Responsabilização e próximos passos
A proprietária da clínica poderá responder pelos seguintes crimes:
- Cárcere privado (Art. 148 do CP)
- Maus-tratos (Art. 136)
- Exercício ilegal da profissão de terapeuta (Art. 282)
- Corrupção ou falsificação de medicamentos (Art. 273)
- Funcionamento irregular de estabelecimento de saúde
O inquérito segue em andamento na Delegacia de Proteção à Pessoa Idosa, com apoio do Núcleo de Saúde Pública da Polícia Civil. A investigação deve se estender a possíveis coautores, omissões de familiares e conivência de profissionais que, mesmo sem vínculo formal, possam ter colaborado com o funcionamento ilegal da clínica.
Reflexão e contexto
Este não é um caso isolado. Segundo dados da ANVISA e do Ministério da Saúde, o Brasil enfrenta um grave problema de clínicas terapêuticas irregulares, muitas das quais operam sem regulamentação e violam os direitos de pessoas em situação de dependência ou transtorno mental.
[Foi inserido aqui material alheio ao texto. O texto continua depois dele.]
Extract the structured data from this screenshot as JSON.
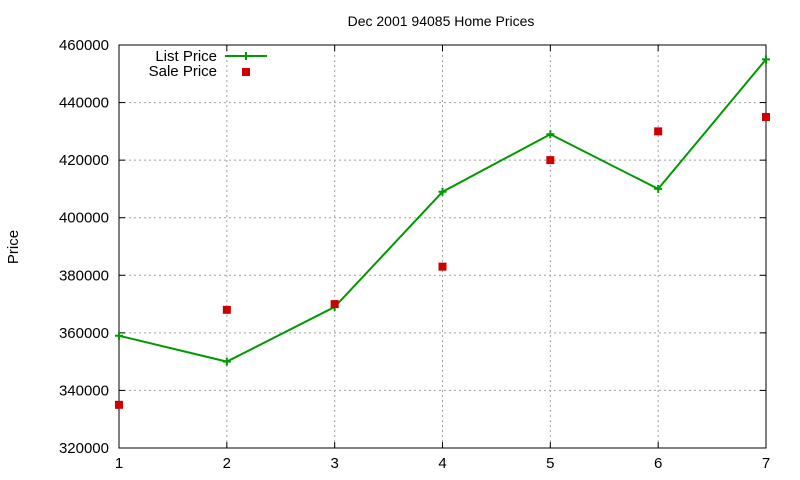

A ausência de fiscalização contínua, aliada à fragilidade socioeconômica de muitas famílias, cria o ambiente ideal para a perpetuação de estruturas como a desmontada em Anápolis.
Organizações de direitos humanos alertam que, apesar de a internação involuntária ser permitida em casos específicos pela Lei 10.216/2001, qualquer tratamento de saúde deve respeitar os princípios da dignidade humana, legalidade e transparência institucional.
Nota da defesa
Na qualidade de advogado da proprietária da instituição, esclareço que estamos acompanhando de perto o inquérito policial instaurado. Até o presente momento, não há qualquer elemento concreto que comprove a veracidade das acusações.
A defesa tem acompanhado todas as diligências realizadas até o momento e reafirma seu compromisso com a transparência e o devido processo legal.
Assim, juntamente com a Instituição, confiamos plenamente no trabalho da Segurança Pública do Estado de Goiás e seguimos colaborando com as autoridades competentes para o completo esclarecimento dos fatos, certos de que a verdade será restabelecida ao final da investigação.
Estamos à disposição para quaisquer esclarecimentos e aguardamos com serenidade o desfecho das investigações.